I have Lyme disease, but this isn’t a blog about Lyme. If you have Lyme, and I hope to God you don’t, you probably already know that the standard medical model for the treatment of this disease doesn’t work for shit. But again, this blog isn’t about Lyme. It’s about problems without ready solutions.

If you break your leg, they put it in a cast. After some time, it heals. That’s a standard model that works, but if you have Lyme, doctors give you a variety of antibiotics to try, then drugs for the side effects of those, then you switch to different antibiotics, which don’t work particularly well, either, and this goes on, approximately, forever.

It’s the same with clinical depression. You can try various drugs, but each one takes a month to get into your system, and there’s always the chance it could make you worse instead of better. Then, you have your idiopathic diseases like”irritablebowel syndrome:” health problems caused by nobody-knows-what. Doctors will load you up with drugs to try, but whether or not they’ll work is anybody’s guess. They might even make you worse.

This isn’t a criticism of doctors, per se, it’s a way of saying that, in life, authority figures will often tell you there’s only one solution to your problem, but in truth, there are many solutions out there. The onus is actually on us, the problem-havers, to find all alternatives available.

That’s why this is not a blog about Lyme disease. It’s a blog about not setting yourself up for failure. It’s a blog about refusing to be exhausted by mediocrity. It’s a blog about finding your own path despite your doctor’s, neighbor’s, family’s, and society-in-general’s dire warnings against rebellion from the standard model.

In attempts to cure my Lyme disease, I have:

  • Been stung by bees, on purpose
  • Injected myself in the stomach, daily
  • Flown to Nicaragua to meet a mad doctor from the third Reich
  • Taken psychedelic drugs(readblog 3 on this topic in particular).

I’m not trying to impress you with my weirdness. It’s just that this is a really debilitating disease for which western medicine has no cure. And yes, I have found relief in some of these therapies. They have changed my life for the better. But most of all, I’ve found happiness in knowing that the world is full of alternatives, if you just take the trouble to find them. Alternatives aren’t anything magical. They’re not necessarily going to work to solve your problem, whatever it may be, but they give you more options than the standard model. For me, the fact that I’m not afraid to try alternatives empowers me.

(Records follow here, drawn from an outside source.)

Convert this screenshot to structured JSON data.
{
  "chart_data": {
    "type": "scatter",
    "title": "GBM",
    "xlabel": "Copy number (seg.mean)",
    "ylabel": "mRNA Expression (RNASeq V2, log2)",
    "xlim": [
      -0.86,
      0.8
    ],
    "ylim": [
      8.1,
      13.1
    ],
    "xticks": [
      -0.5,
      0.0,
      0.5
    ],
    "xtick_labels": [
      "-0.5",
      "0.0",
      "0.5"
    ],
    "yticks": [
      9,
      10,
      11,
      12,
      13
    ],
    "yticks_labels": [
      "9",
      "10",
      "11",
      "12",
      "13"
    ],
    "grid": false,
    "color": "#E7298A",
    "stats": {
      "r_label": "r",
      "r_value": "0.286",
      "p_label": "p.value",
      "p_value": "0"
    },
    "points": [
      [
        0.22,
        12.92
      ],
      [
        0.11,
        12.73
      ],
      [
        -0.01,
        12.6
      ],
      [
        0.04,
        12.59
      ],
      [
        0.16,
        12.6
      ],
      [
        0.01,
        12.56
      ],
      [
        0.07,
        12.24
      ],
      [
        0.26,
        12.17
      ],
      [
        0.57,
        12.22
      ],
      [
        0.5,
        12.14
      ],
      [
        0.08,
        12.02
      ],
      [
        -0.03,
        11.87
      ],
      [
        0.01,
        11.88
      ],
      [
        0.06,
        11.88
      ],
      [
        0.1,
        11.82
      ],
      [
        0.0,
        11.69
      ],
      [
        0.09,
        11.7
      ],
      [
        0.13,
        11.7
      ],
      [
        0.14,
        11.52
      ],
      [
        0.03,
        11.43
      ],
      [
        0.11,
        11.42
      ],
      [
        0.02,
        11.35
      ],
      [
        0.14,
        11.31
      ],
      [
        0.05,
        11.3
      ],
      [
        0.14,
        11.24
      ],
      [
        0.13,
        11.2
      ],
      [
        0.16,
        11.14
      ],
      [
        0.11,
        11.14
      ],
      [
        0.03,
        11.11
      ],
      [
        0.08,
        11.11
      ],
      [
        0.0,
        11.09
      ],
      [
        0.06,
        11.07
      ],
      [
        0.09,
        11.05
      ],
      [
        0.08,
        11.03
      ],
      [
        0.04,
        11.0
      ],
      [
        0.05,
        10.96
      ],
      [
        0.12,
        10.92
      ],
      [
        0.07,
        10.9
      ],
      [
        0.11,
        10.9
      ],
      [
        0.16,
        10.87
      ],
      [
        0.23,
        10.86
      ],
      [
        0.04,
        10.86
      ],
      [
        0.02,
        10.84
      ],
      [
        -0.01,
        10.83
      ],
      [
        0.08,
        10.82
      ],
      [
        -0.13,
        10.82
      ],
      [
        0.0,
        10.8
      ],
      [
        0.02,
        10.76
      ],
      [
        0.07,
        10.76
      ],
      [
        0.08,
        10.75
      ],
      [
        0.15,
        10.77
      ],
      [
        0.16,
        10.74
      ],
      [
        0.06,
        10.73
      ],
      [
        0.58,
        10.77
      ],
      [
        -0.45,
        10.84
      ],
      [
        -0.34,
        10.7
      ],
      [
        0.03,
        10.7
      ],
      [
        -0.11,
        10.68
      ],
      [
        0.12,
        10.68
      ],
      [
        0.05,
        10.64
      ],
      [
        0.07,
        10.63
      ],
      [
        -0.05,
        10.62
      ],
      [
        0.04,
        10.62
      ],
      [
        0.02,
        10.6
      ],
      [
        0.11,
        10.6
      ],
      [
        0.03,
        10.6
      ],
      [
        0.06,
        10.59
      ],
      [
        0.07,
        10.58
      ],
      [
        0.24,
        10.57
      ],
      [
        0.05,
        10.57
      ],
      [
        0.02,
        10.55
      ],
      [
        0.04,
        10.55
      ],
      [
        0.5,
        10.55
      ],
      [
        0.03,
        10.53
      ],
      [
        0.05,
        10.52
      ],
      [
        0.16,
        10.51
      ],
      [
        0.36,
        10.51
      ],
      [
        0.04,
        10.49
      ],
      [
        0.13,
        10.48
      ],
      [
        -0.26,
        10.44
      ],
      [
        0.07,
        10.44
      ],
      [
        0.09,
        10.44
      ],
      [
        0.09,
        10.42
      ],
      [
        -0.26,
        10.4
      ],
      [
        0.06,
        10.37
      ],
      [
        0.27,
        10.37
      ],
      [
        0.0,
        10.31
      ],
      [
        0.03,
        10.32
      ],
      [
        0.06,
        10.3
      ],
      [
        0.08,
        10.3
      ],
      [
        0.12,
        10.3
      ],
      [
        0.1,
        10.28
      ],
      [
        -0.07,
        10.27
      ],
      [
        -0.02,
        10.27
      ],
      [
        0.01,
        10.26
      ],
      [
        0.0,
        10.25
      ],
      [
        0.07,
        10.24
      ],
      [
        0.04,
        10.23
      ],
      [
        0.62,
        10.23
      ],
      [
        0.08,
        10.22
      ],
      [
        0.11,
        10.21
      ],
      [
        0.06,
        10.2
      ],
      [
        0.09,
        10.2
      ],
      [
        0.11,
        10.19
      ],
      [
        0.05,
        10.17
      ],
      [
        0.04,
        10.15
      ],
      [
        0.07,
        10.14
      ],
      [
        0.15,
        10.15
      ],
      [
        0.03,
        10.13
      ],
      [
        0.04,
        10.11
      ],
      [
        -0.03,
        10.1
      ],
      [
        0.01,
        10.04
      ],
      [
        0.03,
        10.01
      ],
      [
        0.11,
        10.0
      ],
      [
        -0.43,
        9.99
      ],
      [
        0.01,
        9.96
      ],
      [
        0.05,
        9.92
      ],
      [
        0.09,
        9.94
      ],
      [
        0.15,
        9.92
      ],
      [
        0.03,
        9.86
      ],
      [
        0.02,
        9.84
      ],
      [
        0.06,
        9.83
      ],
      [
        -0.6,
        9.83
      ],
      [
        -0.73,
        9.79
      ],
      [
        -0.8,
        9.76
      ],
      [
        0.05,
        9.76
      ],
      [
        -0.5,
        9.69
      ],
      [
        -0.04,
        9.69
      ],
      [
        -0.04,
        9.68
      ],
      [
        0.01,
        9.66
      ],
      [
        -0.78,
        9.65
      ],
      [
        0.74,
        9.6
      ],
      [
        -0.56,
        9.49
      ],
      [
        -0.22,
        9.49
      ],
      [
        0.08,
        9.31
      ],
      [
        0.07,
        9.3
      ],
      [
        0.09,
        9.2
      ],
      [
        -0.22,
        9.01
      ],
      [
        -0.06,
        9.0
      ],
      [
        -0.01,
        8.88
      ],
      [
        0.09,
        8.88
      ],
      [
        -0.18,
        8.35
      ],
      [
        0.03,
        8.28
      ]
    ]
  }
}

I’m empowered like a mechanic who knows five different ways to rebuild a carburetor. I’m empowered like a brewer who knows ten different ways to ferment barley.  I’m empowered like the lord of a drug cartel who knows six ways to execute a snitch and make the body disappear. Was that going too far? I mean to say I can get a job done and not sit around whining about a wrongful perception of having limited options.  So, this is not a blog about Lyme. It’s about looking at life’s problems in new ways, trying solutions nobody’s ever heard of before. Doctors, parents, administrators, governments, and every other authority figure on this Earth will tell you they’ve got a solution to your problem, but in truth, we’re living in a primitive world, where a million problems simply have no ready solution.

The first step in solving any problem is not believing anyone who hands you one solution and tells you it’s a done deal. Find ten solutions. Nine will be things nobody has ever heard of, before. Make sure your solutions are as different from one another as possible. Then, pick which one you’ll try first. This will take courage, because people will call you crazy just for making the list to begin with.

What’s crazy, though, is accepting false authority. What’s crazy is letting your health or sanity or career or marriage waste away because you were afraid of public opinion. Along the road to your cure, you may have to get stung by bees. And you may find that you like the results. You just don’t know until you try.